Electronic structure and magnetic properties in $T_2\text{AlB}_2$ ($T$ = Fe, Mn, Cr, Co, and Ni) and their alloys

The electronic structure and intrinsic magnetic properties of $\text{Fe}_2\text{AlB}_2$-related compounds and their alloys have been investigated using density functional theory. For $\text{Fe}_2\text{AlB}_2$, the crystallographic $a$ axis is the easiest axis, which agrees with experiments. The magnetic ground state of $\text{Mn}_2\text{AlB}_2$ is found to be ferromagnetic in the basal $ab$ plane, but antiferromagnetic along the $c$ axis. All $3d$ dopings considered decrease the magnetization and Curie temperature in $\text{Fe}_2\text{AlB}_2$. Electron doping with Co or Ni has a stronger effect on the decreasing of Curie temperature in $\text{Fe}_2\text{AlB}_2$ than hole doping with Mn or Cr. However, a larger amount of Mn doping on $\text{Fe}_2\text{AlB}_2$ promotes the ferromagnetic to antiferromagnetic transition.
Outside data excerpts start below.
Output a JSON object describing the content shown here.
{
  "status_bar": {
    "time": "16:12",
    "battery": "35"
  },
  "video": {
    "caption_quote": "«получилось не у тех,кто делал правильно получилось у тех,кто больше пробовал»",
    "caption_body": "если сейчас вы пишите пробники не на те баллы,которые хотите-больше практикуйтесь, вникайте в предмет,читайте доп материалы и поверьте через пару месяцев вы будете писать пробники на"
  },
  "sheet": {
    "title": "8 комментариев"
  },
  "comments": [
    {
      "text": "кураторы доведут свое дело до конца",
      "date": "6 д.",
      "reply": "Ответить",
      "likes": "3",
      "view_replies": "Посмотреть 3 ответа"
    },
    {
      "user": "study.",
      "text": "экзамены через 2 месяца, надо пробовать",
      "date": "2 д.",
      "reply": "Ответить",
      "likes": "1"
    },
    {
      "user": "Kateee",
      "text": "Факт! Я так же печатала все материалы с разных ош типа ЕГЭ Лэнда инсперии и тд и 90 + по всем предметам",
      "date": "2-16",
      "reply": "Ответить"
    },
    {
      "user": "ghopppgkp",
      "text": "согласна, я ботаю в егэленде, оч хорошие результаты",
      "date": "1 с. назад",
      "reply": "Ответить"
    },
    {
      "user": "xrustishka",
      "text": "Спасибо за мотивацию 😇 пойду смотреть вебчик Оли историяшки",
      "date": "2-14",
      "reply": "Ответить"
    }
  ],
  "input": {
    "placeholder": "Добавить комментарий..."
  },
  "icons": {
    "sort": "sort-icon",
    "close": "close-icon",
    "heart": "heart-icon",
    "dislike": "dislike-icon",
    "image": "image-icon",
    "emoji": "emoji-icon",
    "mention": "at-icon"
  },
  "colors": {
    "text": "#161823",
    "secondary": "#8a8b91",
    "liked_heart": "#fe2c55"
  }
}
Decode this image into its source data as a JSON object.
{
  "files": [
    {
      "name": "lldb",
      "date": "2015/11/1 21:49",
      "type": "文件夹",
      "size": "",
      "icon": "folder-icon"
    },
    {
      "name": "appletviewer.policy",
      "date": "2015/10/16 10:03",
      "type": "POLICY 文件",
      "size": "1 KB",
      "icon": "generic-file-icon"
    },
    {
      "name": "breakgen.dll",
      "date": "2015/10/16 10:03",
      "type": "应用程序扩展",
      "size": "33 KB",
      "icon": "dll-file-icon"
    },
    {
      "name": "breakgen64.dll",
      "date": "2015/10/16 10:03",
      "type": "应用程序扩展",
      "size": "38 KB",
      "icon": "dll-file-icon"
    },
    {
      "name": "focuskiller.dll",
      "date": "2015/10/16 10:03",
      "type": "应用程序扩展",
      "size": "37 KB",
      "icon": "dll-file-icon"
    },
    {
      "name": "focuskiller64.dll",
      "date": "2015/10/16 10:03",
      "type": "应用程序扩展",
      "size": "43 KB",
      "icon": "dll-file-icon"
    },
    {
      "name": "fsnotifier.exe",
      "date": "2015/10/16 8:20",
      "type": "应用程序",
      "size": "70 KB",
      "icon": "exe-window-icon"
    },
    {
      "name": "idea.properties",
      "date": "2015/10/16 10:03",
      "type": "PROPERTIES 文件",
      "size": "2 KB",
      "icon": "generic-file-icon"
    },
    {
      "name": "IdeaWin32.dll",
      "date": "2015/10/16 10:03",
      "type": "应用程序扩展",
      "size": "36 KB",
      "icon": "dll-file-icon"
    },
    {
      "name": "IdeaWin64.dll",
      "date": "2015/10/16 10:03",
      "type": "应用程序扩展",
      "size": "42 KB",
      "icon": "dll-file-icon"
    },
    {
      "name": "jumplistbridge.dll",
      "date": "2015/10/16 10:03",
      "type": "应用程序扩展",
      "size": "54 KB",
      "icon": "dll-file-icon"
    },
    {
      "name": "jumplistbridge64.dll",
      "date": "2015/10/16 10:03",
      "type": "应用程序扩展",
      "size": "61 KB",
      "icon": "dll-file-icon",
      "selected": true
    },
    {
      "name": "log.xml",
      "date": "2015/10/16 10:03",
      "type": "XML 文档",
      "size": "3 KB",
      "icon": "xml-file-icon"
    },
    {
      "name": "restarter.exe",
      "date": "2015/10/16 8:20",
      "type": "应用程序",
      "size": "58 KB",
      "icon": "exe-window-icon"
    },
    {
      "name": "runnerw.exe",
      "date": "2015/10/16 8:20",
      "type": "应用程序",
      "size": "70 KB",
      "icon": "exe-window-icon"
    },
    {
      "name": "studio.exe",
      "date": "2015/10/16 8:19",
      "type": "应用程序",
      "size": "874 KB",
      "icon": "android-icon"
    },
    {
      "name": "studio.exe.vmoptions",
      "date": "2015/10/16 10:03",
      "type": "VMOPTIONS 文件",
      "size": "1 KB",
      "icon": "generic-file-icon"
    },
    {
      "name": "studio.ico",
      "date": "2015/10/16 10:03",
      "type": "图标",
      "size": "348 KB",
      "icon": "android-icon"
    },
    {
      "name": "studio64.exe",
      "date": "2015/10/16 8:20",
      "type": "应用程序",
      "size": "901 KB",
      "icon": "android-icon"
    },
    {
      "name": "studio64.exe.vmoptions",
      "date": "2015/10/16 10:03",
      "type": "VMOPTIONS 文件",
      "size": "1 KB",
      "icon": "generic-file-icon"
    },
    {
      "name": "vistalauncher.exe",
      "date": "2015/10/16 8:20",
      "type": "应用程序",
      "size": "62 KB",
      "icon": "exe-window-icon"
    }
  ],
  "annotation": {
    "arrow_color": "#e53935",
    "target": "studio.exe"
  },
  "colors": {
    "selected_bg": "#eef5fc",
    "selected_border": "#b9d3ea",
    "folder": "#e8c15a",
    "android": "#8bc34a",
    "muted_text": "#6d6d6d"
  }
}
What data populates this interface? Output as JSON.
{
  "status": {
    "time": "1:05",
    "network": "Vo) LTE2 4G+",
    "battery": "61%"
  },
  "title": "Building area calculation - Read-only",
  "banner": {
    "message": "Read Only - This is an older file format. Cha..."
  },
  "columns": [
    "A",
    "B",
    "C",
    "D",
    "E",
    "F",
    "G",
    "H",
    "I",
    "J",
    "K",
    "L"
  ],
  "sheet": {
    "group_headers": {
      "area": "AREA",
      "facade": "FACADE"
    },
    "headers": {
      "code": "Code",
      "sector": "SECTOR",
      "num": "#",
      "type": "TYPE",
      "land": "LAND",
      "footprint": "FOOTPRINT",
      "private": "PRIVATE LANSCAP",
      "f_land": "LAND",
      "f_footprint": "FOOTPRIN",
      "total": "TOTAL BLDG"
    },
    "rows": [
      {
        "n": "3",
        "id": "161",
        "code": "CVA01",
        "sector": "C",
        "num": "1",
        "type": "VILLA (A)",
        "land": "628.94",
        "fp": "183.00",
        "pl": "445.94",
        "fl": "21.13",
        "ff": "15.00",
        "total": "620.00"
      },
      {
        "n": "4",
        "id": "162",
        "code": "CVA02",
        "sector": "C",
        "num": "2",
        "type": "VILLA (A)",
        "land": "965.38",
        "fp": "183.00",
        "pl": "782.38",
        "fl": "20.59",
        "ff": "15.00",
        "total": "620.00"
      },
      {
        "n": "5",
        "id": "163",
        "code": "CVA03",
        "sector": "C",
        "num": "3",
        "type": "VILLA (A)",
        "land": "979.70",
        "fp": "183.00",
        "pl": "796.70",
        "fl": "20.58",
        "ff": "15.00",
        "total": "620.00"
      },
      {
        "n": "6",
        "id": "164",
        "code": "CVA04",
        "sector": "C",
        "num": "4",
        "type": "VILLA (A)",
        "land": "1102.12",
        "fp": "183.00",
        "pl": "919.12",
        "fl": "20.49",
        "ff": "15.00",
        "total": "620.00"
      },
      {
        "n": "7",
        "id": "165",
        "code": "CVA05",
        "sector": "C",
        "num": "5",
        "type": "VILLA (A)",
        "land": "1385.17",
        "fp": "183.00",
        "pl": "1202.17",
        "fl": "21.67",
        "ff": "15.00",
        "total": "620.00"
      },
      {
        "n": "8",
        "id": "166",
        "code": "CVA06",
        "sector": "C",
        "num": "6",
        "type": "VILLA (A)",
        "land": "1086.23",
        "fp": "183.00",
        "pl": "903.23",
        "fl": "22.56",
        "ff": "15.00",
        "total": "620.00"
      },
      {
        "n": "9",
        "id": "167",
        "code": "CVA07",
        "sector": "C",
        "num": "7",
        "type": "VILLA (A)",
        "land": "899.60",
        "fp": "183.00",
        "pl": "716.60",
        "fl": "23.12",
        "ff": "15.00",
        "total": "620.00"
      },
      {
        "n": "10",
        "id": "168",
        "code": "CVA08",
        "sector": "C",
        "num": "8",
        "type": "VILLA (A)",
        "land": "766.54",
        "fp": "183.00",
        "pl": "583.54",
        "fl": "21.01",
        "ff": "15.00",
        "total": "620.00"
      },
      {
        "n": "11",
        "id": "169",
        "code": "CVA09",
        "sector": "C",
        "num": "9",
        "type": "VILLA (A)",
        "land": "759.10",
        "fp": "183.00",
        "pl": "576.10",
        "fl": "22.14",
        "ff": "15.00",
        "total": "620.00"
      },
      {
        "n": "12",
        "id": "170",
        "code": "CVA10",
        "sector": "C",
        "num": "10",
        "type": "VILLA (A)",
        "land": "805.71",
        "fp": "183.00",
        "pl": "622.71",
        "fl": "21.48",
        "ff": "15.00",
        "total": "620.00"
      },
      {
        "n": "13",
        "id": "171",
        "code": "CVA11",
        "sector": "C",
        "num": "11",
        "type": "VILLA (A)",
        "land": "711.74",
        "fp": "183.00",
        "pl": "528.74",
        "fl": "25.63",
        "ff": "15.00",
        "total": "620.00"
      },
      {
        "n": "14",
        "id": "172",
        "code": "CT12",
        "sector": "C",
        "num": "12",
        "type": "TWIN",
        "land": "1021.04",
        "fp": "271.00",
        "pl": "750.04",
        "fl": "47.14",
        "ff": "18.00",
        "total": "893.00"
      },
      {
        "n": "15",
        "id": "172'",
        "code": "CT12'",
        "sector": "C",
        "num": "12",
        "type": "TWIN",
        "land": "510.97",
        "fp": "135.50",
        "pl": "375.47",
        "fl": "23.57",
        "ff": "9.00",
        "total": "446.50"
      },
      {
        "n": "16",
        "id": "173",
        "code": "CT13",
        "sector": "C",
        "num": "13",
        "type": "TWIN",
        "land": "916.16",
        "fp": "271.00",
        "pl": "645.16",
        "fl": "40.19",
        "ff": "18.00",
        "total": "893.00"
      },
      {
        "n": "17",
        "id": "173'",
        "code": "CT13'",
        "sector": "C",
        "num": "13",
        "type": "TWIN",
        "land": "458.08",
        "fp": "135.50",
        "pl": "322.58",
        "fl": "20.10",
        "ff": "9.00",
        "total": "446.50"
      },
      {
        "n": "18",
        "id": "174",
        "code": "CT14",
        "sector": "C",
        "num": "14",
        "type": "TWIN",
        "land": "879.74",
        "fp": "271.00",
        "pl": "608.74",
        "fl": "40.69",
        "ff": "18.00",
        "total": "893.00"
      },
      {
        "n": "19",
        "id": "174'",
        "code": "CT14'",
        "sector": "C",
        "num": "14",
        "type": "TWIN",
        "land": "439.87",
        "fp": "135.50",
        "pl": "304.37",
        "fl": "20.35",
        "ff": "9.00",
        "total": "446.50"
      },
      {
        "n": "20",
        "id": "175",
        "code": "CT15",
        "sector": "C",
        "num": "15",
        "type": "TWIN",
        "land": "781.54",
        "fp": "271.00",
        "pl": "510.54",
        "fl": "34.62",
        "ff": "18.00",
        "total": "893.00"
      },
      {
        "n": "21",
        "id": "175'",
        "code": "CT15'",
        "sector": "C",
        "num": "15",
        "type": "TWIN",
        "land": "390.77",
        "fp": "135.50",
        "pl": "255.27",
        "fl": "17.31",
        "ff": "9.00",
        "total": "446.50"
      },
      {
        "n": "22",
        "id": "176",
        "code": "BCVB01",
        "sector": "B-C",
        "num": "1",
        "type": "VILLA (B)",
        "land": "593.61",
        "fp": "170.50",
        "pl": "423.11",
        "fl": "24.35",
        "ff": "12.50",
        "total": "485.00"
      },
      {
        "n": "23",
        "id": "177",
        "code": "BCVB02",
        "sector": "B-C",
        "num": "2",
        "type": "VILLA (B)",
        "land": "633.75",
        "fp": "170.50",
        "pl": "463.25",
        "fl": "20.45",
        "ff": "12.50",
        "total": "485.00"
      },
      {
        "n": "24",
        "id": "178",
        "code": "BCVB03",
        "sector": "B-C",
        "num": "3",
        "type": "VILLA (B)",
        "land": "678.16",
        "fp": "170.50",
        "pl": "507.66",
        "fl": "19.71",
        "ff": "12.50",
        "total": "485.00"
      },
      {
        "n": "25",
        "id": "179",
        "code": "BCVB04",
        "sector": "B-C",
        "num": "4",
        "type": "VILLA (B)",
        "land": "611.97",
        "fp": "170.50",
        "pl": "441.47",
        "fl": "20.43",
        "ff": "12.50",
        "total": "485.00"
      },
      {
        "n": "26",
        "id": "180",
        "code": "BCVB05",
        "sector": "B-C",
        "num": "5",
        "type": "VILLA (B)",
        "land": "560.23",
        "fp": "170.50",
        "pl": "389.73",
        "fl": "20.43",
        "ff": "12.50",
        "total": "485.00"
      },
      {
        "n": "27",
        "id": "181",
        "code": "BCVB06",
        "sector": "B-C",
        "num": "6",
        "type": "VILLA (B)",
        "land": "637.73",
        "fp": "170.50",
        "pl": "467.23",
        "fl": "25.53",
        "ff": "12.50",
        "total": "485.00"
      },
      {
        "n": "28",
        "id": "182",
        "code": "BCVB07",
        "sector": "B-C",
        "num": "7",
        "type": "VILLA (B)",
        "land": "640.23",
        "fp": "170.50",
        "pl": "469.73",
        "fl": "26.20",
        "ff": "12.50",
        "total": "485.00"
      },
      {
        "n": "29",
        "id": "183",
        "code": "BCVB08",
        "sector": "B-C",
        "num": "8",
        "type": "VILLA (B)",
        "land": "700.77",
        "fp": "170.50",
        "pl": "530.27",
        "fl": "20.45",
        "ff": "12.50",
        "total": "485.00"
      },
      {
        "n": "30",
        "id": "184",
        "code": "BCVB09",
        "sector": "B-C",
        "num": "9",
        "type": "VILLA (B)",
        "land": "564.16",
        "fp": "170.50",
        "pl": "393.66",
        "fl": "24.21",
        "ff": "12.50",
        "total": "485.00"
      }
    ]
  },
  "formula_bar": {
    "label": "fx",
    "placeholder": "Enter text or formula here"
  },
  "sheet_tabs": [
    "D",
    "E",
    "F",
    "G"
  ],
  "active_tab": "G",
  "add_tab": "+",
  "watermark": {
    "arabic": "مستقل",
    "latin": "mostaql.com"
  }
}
A very anisotropic magnetoelastic effect is found in $\text{Fe}_2\text{AlB}_2$: the magnetization has a much stronger dependence on the lattice parameter $c$ than on $a$ or $b$, which is explained by electronic-structure features near the Fermi level. Dopings of other elements on B and Al sites are also discussed.